At a time when historically tone-deaf monuments to Confederate leaders, slave owners, genocidal explorers and other beacons of white supremacy occupy public attention, the city of Philadelphia has erected its first monument to a Black leader in a public space. A martyred civil rights activist, educator and baseball player, Octavius Valentine Catto is one of those unsung heroes who was left out of the history books and is a perfect example of the type of figures society should honor and canonize.
The statue of Octavius Catto was unveiled on Tuesday in front of Philadelphia City Hall, nearly 146 years after his death. He was a part of history at a pivotal time for African-Americans, and yet his story resonates with the issues, challenges and struggles facing Black people today.
Catto was born free in 1839 in Charleston, South Carolina, and was raised in Philadelphia, attending the Institute for Colored Youth, later known as Cheyney University, where he would later become a teacher and principal. He worked with Frederick Douglass to recruit hundreds of Black soldiers to fight for the Union Army in the Civil War.
A leader in civil rights activism and politics, Catto fought via civil disobedience for equal access for Black people on Philadelphia’s trolley car system and played a crucial role in the passage of a Pennsylvania state law prohibiting segregation in the transit systems. He became an influential Republican Party insider and joined the Pennsylvania Equal Rights League to help secure the right to vote for Black people. Through his efforts, Pennsylvania ratified the 15th Amendment to the U.S. Constitution. In addition, Catto attended the National Convention of Colored Men in Syracuse, New York, which created the National Equal Rights League.
The NERL, which selected Frederick Douglas as its president, worked toward full citizenship rights for African-Americans.

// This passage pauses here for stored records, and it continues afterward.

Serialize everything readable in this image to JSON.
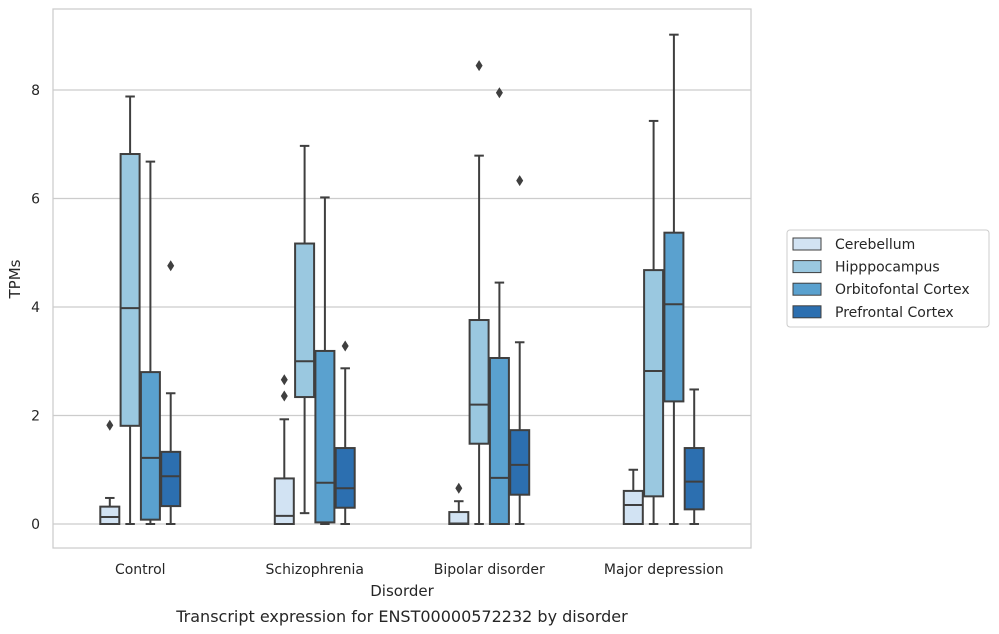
{
  "caption": "Transcript expression for ENST00000572232 by disorder",
  "chart_data": {
    "type": "box",
    "xlabel": "Disorder",
    "ylabel": "TPMs",
    "ylim": [
      -0.45,
      9.6
    ],
    "yticks": [
      0,
      2,
      4,
      6,
      8
    ],
    "grid": "horizontal",
    "legend_position": "right",
    "categories": [
      "Control",
      "Schizophrenia",
      "Bipolar disorder",
      "Major depression"
    ],
    "series": [
      {
        "name": "Cerebellum",
        "color": "#d2e3f3",
        "boxes": [
          {
            "whislo": 0,
            "q1": 0,
            "med": 0.13,
            "q3": 0.32,
            "whishi": 0.48,
            "fliers": [
              1.82
            ]
          },
          {
            "whislo": 0,
            "q1": 0,
            "med": 0.15,
            "q3": 0.84,
            "whishi": 1.93,
            "fliers": [
              2.36,
              2.66
            ]
          },
          {
            "whislo": 0,
            "q1": 0,
            "med": 0.01,
            "q3": 0.22,
            "whishi": 0.42,
            "fliers": [
              0.66
            ]
          },
          {
            "whislo": 0,
            "q1": 0,
            "med": 0.35,
            "q3": 0.61,
            "whishi": 1.0,
            "fliers": []
          }
        ]
      },
      {
        "name": "Hipppocampus",
        "color": "#9ac8e0",
        "boxes": [
          {
            "whislo": 0,
            "q1": 1.81,
            "med": 3.98,
            "q3": 6.82,
            "whishi": 7.88,
            "fliers": []
          },
          {
            "whislo": 0.2,
            "q1": 2.34,
            "med": 3.0,
            "q3": 5.17,
            "whishi": 6.97,
            "fliers": []
          },
          {
            "whislo": 0,
            "q1": 1.48,
            "med": 2.2,
            "q3": 3.76,
            "whishi": 6.79,
            "fliers": [
              8.45
            ]
          },
          {
            "whislo": 0,
            "q1": 0.51,
            "med": 2.82,
            "q3": 4.68,
            "whishi": 7.43,
            "fliers": []
          }
        ]
      },
      {
        "name": "Orbitofontal Cortex",
        "color": "#5aa1cf",
        "boxes": [
          {
            "whislo": 0,
            "q1": 0.08,
            "med": 1.22,
            "q3": 2.8,
            "whishi": 6.68,
            "fliers": []
          },
          {
            "whislo": 0,
            "q1": 0.03,
            "med": 0.76,
            "q3": 3.19,
            "whishi": 6.02,
            "fliers": []
          },
          {
            "whislo": 0,
            "q1": 0,
            "med": 0.85,
            "q3": 3.06,
            "whishi": 4.45,
            "fliers": [
              7.95
            ]
          },
          {
            "whislo": 0,
            "q1": 2.26,
            "med": 4.05,
            "q3": 5.37,
            "whishi": 9.02,
            "fliers": []
          }
        ]
      },
      {
        "name": "Prefrontal Cortex",
        "color": "#2c6fb0",
        "boxes": [
          {
            "whislo": 0,
            "q1": 0.33,
            "med": 0.88,
            "q3": 1.33,
            "whishi": 2.41,
            "fliers": [
              4.76
            ]
          },
          {
            "whislo": 0,
            "q1": 0.3,
            "med": 0.66,
            "q3": 1.4,
            "whishi": 2.87,
            "fliers": [
              3.28
            ]
          },
          {
            "whislo": 0,
            "q1": 0.54,
            "med": 1.09,
            "q3": 1.73,
            "whishi": 3.35,
            "fliers": [
              6.33
            ]
          },
          {
            "whislo": 0,
            "q1": 0.27,
            "med": 0.78,
            "q3": 1.4,
            "whishi": 2.48,
            "fliers": []
          }
        ]
      }
    ]
  }
}
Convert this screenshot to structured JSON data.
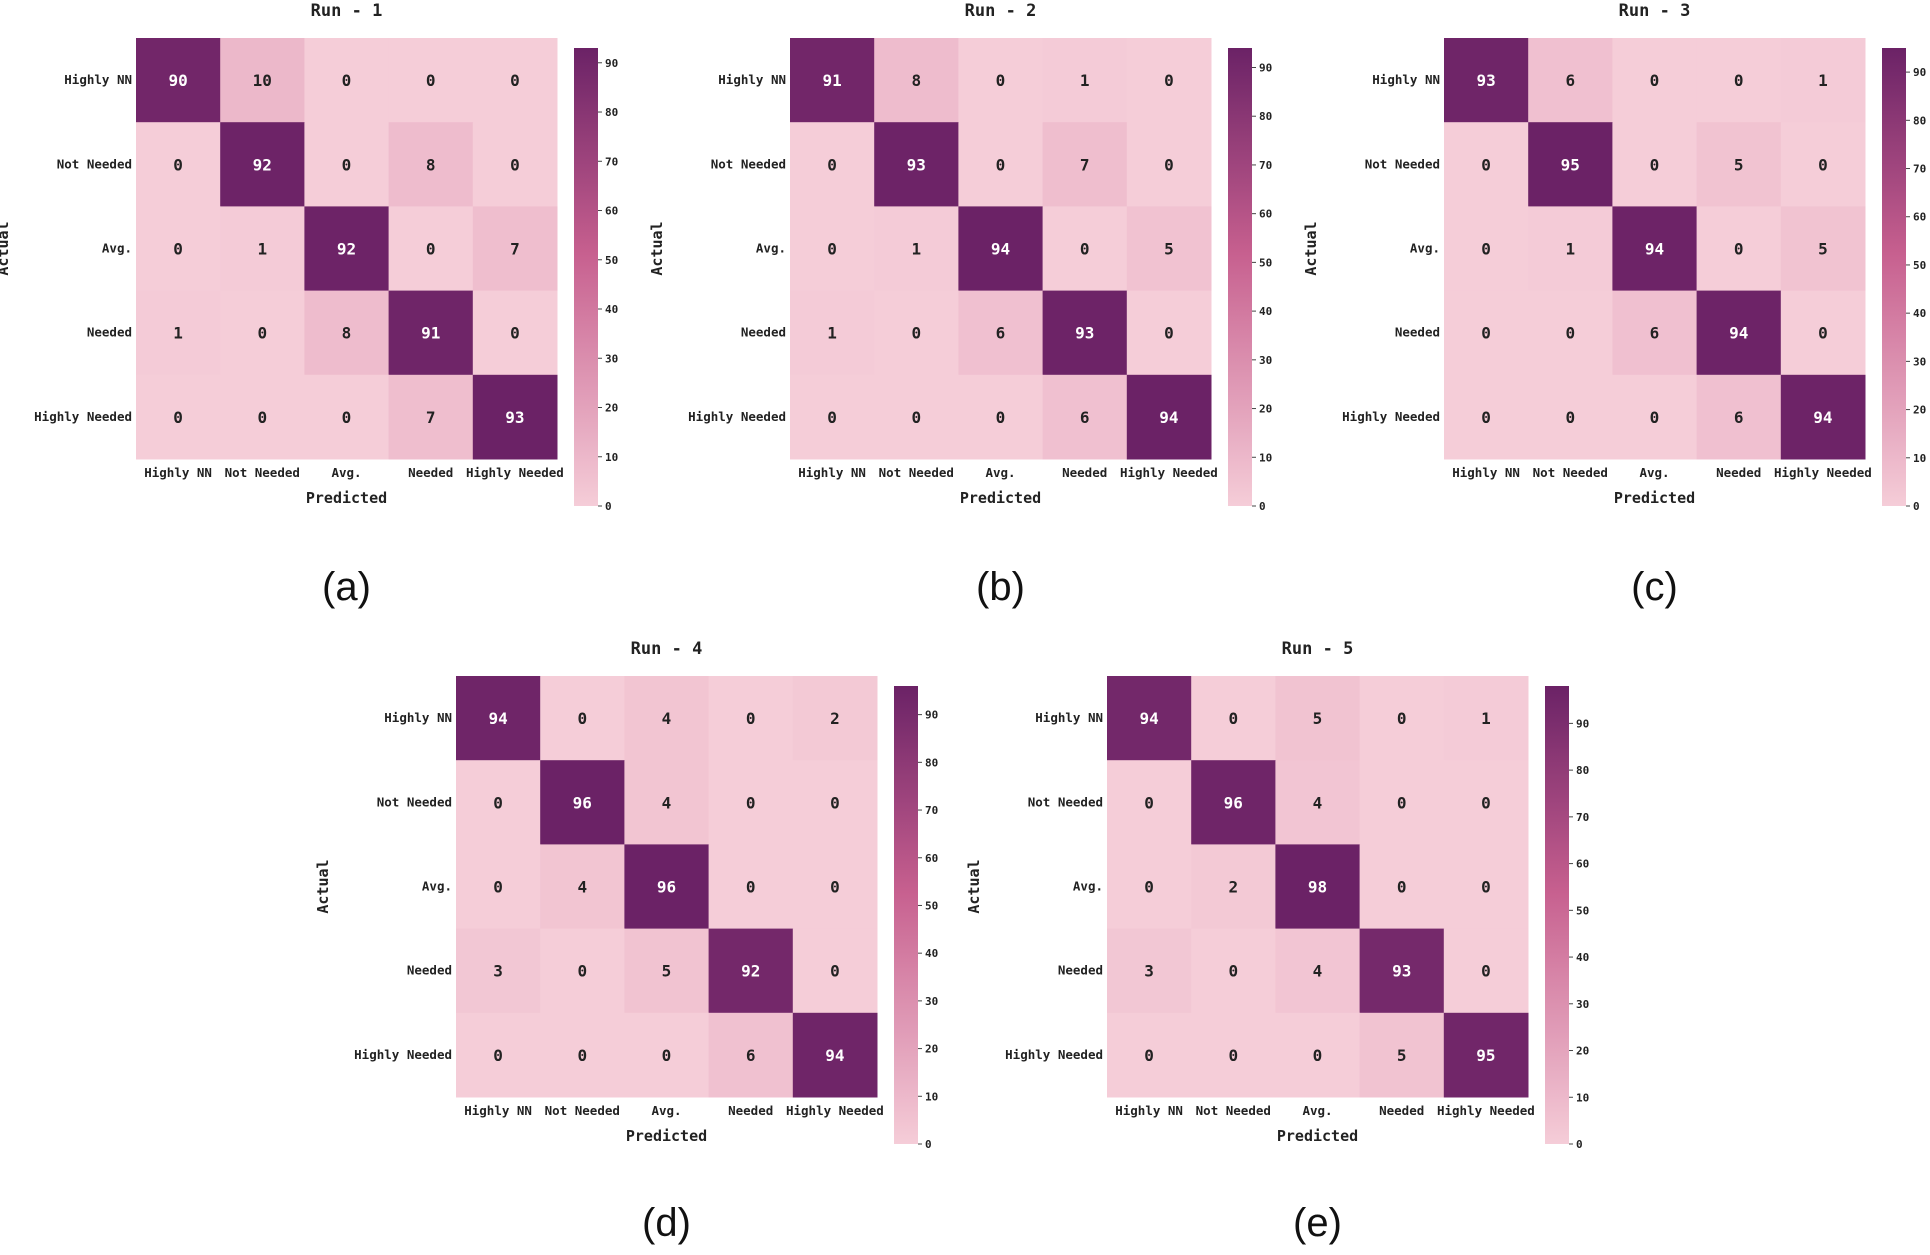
{
  "chart_data": [
    {
      "type": "heatmap",
      "title": "Run - 1",
      "caption": "(a)",
      "xlabel": "Predicted",
      "ylabel": "Actual",
      "categories": [
        "Highly NN",
        "Not Needed",
        "Avg.",
        "Needed",
        "Highly Needed"
      ],
      "matrix": [
        [
          90,
          10,
          0,
          0,
          0
        ],
        [
          0,
          92,
          0,
          8,
          0
        ],
        [
          0,
          1,
          92,
          0,
          7
        ],
        [
          1,
          0,
          8,
          91,
          0
        ],
        [
          0,
          0,
          0,
          7,
          93
        ]
      ],
      "colorbar_range": [
        0,
        93
      ],
      "colorbar_ticks": [
        0,
        10,
        20,
        30,
        40,
        50,
        60,
        70,
        80,
        90
      ]
    },
    {
      "type": "heatmap",
      "title": "Run - 2",
      "caption": "(b)",
      "xlabel": "Predicted",
      "ylabel": "Actual",
      "categories": [
        "Highly NN",
        "Not Needed",
        "Avg.",
        "Needed",
        "Highly Needed"
      ],
      "matrix": [
        [
          91,
          8,
          0,
          1,
          0
        ],
        [
          0,
          93,
          0,
          7,
          0
        ],
        [
          0,
          1,
          94,
          0,
          5
        ],
        [
          1,
          0,
          6,
          93,
          0
        ],
        [
          0,
          0,
          0,
          6,
          94
        ]
      ],
      "colorbar_range": [
        0,
        94
      ],
      "colorbar_ticks": [
        0,
        10,
        20,
        30,
        40,
        50,
        60,
        70,
        80,
        90
      ]
    },
    {
      "type": "heatmap",
      "title": "Run - 3",
      "caption": "(c)",
      "xlabel": "Predicted",
      "ylabel": "Actual",
      "categories": [
        "Highly NN",
        "Not Needed",
        "Avg.",
        "Needed",
        "Highly Needed"
      ],
      "matrix": [
        [
          93,
          6,
          0,
          0,
          1
        ],
        [
          0,
          95,
          0,
          5,
          0
        ],
        [
          0,
          1,
          94,
          0,
          5
        ],
        [
          0,
          0,
          6,
          94,
          0
        ],
        [
          0,
          0,
          0,
          6,
          94
        ]
      ],
      "colorbar_range": [
        0,
        95
      ],
      "colorbar_ticks": [
        0,
        10,
        20,
        30,
        40,
        50,
        60,
        70,
        80,
        90
      ]
    },
    {
      "type": "heatmap",
      "title": "Run - 4",
      "caption": "(d)",
      "xlabel": "Predicted",
      "ylabel": "Actual",
      "categories": [
        "Highly NN",
        "Not Needed",
        "Avg.",
        "Needed",
        "Highly Needed"
      ],
      "matrix": [
        [
          94,
          0,
          4,
          0,
          2
        ],
        [
          0,
          96,
          4,
          0,
          0
        ],
        [
          0,
          4,
          96,
          0,
          0
        ],
        [
          3,
          0,
          5,
          92,
          0
        ],
        [
          0,
          0,
          0,
          6,
          94
        ]
      ],
      "colorbar_range": [
        0,
        96
      ],
      "colorbar_ticks": [
        0,
        10,
        20,
        30,
        40,
        50,
        60,
        70,
        80,
        90
      ]
    },
    {
      "type": "heatmap",
      "title": "Run - 5",
      "caption": "(e)",
      "xlabel": "Predicted",
      "ylabel": "Actual",
      "categories": [
        "Highly NN",
        "Not Needed",
        "Avg.",
        "Needed",
        "Highly Needed"
      ],
      "matrix": [
        [
          94,
          0,
          5,
          0,
          1
        ],
        [
          0,
          96,
          4,
          0,
          0
        ],
        [
          0,
          2,
          98,
          0,
          0
        ],
        [
          3,
          0,
          4,
          93,
          0
        ],
        [
          0,
          0,
          0,
          5,
          95
        ]
      ],
      "colorbar_range": [
        0,
        98
      ],
      "colorbar_ticks": [
        0,
        10,
        20,
        30,
        40,
        50,
        60,
        70,
        80,
        90
      ]
    }
  ],
  "colors": {
    "low": "#f5cdd8",
    "mid": "#c7608f",
    "high": "#6b2266",
    "text_dark": "#222222",
    "text_light": "#ffffff"
  }
}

Catto also held leadership positions in the Pennsylvania Equal Rights League and the State Convention of Colored People, which took place in Harrisburg, Pennsylvania, in 1865. He became a member of the Franklin Institute, a center for science education and research which had been closed to Blacks, and served in the Pennsylvania National Guard.
An athlete who played cricket and baseball, Catto founded the Philadelphia Pythians professional baseball club.
Just one year following the ratification of the 15th Amendment in 1870, Philadelphia had its first election in which Black people had a right to vote, on October 10, 1871. At that time, Black voters, who were Republican, faced violence and intimidation from Irish-Americans who controlled the city’s Democratic machine. On Election Day Catto was harassed by a group of Irish-Catholic men and shot to death by a man named Frank Kelly. Thousands attended the funeral of the slain leader, and because he was killed while on duty as a national Guardsman, the viewing of his body was held at the City Armory. Catto was buried in the Black-owned Lebanon Cemetery. Kelly, who eluded the authorities for over six years, stood trial and was acquitted by an all-white jury in 1877. Philadelphia’s current mayor, Jim Kenney, championed the cause of bringing the Catto statue to City Hall.
His is the first statue built at City Hall since the memorial to merchant and department store pioneer John Wanamaker in 1923. Although the city had to wait until 2017 to have its first Black hero sculpted, other white figures of questionable merit and ill repute have stood. The Catto memorial is only yards away from the statue of the late police commissioner and mayor Frank Rizzo, known for his “law and order and “tough on crime” stance, who left a legacy of police brutality, terrorizing of the Black community and racial violence against the Black Panthers, MOVE and other political activists.
Standing at the Philadelphia Museum of Art is the statue of boxer Rocky Balboa, the star of the “Rocky” movie franchise as portrayed by Sylvester Stallone. A fictional character, the Rocky statue is a popular tourist site and came years before a bronze statue to boxing legend Smokin’ Joe Frazier was unveiled in 2015.
“We shall never rest at ease, but will agitate and work, by our means and by our influence, in court and out of court, asking aid of the press, calling upon Christians to vindicate their Christianity, and the members of the law to assert the principles of the profession by granting us justice and right, until these invidious and unjust usages shall have ceased,” Catto once said. Now, Black Philadelphia honors Octavius Catto–a prominent scholar, activist and athlete, and a man who stood up for racial injustice–at a time when the community needs to draw inspiration from those forgotten heroes who helped paved the way, and paid the ultimate price for doing so.